Data Journalism: Lie With Bad Sample Surveys
A 1954 book “How to Lie with Statistics” by Darrel Huff should be made a compulsory reading for anyone who wants to do data based journalism. The book is very small and talks about the ways data is used to lie aka statisticulation. In 2016, 62 years later, we still see the same mistakes or manipulations by the journalists and organizations today.Misinforming people by the use of statistical material might be called statistical manipulation; in a word (though not a very good one), statisticulation. - Darrel Huff
It's really difficult to run sample surveys because they are after all small chosen sample. Sample surveys in general have built-in bias and skewed distribution. As someone who has a deep interest in data, i really like to see a lot of details in the stories when they are based on sample surveys. In this post I really want to focus on two stories which are published by two decently popular news agencies. Both the stories are based on sample surveys.
Case study 1: Indian Express
This story on The Indian Express boldly states 70 per cent Indians want Modi back as PM in 2019: Poll (archive). The story has a subtitle “In the survey, conducted between July 25 and August 7, 80 per cent of the respondents were aged below 35.” . Now with that title and subtitle one would think the younger generation would want Modi to be back as PM in 2019. Only later in the story you will realize. Poll had 63,141 participants and poll was conducted on an app. Now can you see the bias of this sample survey? The story doesn’t share any raw data or process to explore but goes on to make many more over simplified, skewed, exaggerated statements.
Case study 2: Zee News
This story is by Zee news India. The headline of the story is 70% want Narendra Modi to be PM till 2024, 62% happy with his performance: Survey (archive). For a regular reader it seems like the 70% of India wants Modi to continue as PM till 2024. But only if you read the complete story you will realize the sample survey had 4,000 respondents across rural and urban areas and participants were from 15 states. Also the article doesn’t publish the details about the states/cities/villages; where this survey was conducted or how they were chosen. Nor does it publish any raw data or process. Can you see how much skewed the survey is? Standard case of statisticulation.

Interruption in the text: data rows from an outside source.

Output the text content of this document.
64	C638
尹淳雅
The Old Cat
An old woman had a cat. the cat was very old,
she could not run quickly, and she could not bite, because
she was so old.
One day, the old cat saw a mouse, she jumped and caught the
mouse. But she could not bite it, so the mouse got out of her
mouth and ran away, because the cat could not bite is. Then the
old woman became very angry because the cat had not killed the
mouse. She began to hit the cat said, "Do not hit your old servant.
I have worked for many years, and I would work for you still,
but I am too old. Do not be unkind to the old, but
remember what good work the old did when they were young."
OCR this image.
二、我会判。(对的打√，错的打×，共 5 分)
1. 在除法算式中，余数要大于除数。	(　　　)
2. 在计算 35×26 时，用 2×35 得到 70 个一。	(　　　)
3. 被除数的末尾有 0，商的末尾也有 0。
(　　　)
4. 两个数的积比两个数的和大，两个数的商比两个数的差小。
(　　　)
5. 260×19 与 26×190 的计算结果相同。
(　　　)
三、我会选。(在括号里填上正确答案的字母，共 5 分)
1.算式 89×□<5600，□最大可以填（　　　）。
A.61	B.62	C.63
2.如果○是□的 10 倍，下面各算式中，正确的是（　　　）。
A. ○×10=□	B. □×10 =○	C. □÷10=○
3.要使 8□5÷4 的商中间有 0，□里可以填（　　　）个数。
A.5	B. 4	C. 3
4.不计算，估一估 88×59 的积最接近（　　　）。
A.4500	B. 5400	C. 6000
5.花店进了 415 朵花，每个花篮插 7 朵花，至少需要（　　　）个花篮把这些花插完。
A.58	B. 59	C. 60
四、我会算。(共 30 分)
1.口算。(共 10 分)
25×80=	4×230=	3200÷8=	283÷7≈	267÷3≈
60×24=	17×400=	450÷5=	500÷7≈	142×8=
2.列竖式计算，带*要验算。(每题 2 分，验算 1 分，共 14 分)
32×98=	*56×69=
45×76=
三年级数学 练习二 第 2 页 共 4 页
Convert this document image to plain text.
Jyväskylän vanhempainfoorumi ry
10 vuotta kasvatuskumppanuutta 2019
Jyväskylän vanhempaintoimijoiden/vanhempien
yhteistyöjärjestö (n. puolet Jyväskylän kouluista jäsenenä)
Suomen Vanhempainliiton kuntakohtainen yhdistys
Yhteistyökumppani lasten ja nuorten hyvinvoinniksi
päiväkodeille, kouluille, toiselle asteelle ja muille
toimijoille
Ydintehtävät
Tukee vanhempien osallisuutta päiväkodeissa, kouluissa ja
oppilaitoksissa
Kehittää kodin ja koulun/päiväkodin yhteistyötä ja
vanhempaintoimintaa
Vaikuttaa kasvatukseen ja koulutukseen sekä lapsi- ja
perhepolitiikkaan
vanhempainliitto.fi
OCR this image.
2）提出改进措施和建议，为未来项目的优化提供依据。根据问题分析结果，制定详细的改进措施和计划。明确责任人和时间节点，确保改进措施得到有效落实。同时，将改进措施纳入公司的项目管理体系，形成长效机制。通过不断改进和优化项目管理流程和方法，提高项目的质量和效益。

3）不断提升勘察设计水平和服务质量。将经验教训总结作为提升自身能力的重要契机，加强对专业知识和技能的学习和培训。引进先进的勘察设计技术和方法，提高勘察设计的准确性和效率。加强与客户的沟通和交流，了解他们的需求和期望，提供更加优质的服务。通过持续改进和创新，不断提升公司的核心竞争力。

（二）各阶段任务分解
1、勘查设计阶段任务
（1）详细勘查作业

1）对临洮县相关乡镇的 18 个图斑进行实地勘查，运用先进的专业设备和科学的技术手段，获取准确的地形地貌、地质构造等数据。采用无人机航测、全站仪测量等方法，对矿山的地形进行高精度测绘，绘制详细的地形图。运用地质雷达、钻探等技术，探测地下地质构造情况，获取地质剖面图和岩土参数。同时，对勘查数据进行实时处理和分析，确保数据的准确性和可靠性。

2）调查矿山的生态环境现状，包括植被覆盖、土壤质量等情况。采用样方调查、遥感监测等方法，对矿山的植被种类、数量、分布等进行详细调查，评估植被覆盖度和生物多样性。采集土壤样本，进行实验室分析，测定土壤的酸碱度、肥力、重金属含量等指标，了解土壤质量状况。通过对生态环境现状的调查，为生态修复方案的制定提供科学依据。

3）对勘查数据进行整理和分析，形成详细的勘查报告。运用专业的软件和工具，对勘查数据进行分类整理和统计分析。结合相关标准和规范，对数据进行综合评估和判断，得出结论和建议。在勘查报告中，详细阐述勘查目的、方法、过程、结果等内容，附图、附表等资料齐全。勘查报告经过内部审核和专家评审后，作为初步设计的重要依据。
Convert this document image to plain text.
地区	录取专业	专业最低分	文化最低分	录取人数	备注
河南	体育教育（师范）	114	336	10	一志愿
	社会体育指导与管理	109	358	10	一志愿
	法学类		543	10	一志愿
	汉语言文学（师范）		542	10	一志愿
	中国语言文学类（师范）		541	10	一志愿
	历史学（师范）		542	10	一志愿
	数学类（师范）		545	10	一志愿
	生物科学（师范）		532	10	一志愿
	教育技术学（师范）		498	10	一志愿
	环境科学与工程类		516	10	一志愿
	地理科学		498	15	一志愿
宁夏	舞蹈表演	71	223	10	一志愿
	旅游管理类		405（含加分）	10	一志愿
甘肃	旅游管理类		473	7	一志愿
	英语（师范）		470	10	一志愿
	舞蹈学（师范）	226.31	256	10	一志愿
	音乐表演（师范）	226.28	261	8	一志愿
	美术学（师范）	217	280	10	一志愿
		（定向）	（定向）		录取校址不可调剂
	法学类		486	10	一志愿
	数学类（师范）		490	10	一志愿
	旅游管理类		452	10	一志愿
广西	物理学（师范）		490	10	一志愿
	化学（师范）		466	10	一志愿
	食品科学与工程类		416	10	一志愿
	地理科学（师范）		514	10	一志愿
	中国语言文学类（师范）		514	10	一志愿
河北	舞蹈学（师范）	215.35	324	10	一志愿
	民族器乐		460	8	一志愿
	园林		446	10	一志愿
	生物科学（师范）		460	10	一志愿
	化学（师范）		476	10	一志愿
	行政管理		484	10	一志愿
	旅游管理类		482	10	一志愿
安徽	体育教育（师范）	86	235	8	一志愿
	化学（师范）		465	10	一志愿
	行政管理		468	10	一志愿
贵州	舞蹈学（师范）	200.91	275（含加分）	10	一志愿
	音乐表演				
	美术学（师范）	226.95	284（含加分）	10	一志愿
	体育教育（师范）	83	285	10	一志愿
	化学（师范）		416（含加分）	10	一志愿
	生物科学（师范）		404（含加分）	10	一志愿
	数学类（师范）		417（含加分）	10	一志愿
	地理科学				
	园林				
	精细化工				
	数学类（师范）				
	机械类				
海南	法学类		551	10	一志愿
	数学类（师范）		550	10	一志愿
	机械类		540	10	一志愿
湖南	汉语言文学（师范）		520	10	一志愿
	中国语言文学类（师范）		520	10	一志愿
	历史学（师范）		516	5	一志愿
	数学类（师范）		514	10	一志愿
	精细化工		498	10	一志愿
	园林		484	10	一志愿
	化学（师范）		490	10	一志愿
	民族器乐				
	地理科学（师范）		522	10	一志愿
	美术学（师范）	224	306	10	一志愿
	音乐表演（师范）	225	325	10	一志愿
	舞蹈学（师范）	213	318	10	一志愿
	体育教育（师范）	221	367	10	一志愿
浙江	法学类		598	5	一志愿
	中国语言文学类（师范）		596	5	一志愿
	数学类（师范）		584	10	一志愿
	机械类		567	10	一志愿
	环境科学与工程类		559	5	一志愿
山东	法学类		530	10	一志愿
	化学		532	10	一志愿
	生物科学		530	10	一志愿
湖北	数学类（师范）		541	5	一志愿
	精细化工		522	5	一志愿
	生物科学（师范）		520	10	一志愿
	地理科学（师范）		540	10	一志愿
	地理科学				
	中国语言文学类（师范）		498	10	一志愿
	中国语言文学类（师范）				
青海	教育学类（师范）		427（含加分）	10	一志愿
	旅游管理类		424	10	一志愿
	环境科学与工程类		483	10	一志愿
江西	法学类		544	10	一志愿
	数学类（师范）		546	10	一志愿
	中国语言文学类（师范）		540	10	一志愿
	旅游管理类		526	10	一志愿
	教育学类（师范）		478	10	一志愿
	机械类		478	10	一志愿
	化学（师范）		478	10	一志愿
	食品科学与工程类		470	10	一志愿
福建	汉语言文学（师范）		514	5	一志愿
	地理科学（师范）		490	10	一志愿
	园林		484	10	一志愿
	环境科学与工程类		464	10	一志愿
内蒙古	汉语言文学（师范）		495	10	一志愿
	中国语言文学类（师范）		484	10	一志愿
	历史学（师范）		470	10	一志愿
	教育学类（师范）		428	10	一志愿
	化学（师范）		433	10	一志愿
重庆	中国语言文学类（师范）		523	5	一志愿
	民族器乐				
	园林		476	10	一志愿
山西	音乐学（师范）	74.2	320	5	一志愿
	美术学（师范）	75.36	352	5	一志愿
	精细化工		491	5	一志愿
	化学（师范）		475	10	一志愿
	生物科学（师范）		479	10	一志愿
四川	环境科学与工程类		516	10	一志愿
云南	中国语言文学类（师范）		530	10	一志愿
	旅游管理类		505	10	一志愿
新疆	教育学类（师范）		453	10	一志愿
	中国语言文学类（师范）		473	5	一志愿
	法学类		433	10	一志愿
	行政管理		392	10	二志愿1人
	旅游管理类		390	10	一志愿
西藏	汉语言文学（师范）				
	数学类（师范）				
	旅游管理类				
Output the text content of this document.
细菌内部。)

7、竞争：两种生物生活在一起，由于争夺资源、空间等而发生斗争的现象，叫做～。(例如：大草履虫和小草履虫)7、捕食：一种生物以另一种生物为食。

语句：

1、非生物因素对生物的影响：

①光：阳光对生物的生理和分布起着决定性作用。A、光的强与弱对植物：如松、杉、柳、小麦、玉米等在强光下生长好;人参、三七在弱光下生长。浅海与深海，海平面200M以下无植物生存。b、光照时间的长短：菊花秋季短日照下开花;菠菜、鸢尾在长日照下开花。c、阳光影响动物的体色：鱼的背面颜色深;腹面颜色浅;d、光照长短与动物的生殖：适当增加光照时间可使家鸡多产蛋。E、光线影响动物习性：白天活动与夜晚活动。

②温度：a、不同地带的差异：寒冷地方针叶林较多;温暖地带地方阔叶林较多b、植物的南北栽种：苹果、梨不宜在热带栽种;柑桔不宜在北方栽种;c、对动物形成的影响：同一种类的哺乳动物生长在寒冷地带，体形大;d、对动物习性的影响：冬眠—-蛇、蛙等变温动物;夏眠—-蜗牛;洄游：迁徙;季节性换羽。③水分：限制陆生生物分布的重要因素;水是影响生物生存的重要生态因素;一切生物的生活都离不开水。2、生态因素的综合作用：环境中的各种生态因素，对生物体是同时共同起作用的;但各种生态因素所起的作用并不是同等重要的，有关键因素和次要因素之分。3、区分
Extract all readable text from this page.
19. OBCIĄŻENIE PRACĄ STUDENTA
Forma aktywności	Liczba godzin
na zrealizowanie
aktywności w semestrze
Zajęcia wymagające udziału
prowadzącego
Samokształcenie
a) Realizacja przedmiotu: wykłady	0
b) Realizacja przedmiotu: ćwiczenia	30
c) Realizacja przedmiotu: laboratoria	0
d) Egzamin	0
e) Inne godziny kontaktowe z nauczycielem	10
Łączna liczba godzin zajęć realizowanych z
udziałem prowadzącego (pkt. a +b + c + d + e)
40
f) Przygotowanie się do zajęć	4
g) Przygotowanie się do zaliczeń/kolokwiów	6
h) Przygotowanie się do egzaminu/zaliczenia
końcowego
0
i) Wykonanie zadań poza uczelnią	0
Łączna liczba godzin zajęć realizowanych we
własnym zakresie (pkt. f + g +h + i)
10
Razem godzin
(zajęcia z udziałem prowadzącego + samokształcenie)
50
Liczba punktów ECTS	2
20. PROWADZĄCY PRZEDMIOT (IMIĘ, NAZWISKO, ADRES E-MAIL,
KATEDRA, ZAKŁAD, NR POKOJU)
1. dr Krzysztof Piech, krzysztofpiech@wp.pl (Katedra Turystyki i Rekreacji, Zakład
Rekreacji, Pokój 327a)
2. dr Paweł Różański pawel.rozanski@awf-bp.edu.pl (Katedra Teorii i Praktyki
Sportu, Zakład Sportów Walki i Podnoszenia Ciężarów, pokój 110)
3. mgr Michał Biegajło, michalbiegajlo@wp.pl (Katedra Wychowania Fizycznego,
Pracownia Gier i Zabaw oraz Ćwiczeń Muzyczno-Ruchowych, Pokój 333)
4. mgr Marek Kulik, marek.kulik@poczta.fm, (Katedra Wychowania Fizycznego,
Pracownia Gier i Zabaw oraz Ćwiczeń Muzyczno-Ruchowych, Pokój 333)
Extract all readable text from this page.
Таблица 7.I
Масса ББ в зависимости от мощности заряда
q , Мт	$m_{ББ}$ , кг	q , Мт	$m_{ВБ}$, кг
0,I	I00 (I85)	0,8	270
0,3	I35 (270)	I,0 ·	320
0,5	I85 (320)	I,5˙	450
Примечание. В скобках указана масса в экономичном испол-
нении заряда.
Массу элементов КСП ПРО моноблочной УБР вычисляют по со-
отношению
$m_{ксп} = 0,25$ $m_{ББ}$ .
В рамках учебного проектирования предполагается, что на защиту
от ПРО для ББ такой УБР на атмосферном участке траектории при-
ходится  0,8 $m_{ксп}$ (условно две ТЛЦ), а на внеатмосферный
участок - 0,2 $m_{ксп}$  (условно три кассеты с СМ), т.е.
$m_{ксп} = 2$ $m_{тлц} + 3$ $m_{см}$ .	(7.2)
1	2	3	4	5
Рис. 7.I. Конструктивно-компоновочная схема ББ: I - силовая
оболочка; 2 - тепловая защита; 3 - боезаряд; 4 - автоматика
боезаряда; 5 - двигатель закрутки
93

Have you read stories were data was used to lie like Darrel Huff uses the term lie. Please comment here. I would like to have a look at them.
[Update 6/Sep/2016]: I received some comments yesterday. I am adding more information here to address those comments
- Comment: The sample size is good enough
Response: If you consider just the size, yes I agree with the comment that the sample size is good enough. But a sample is not good or bad just because of size. I emphasized sample size as they are the only data point available in the articles and it is important. I have removed the emphasis now. But my argument was not just about the size of sample but how biased and skewed the sample was. I have deleted the "billion people" and word "only"; as it doesn't add anything in that context and can lead readers to concentrate on not so important stuff. But rest of my comments remain the same. I have added couple of words to express my views clearly.
- Comment: what are the biases?
Response: I am going to name a few biases which I think these surveys suffer
IE: Survey conducted on an app suffers with Self selection bias, opportunity sampling etc
Zee: Article doesn't say about how cities and rural areas were chosen. 15 states out of 29 states and 7 union territories in my opinion seems skewed unless they give us how and which states were chosen. I think its not a representative sample.
- Comment: Tell me whats the best sample then?
Response: It needs time and money
- Comment: Your post is biased or ignorant or stupid
Response: Write your own blog post with explanation. I will read it.
- Comment: I have more to add
Response: Comment below
- Note: I ask the following five questions for any data based story. That's how I try and validate a data story.
Who says so? How does he know? What’s missing? Did somebody change the subject? Does it make sense?
Of course no comments mentioned my biggest complaint, lack of raw data and process so reader can verify and reproduce the results.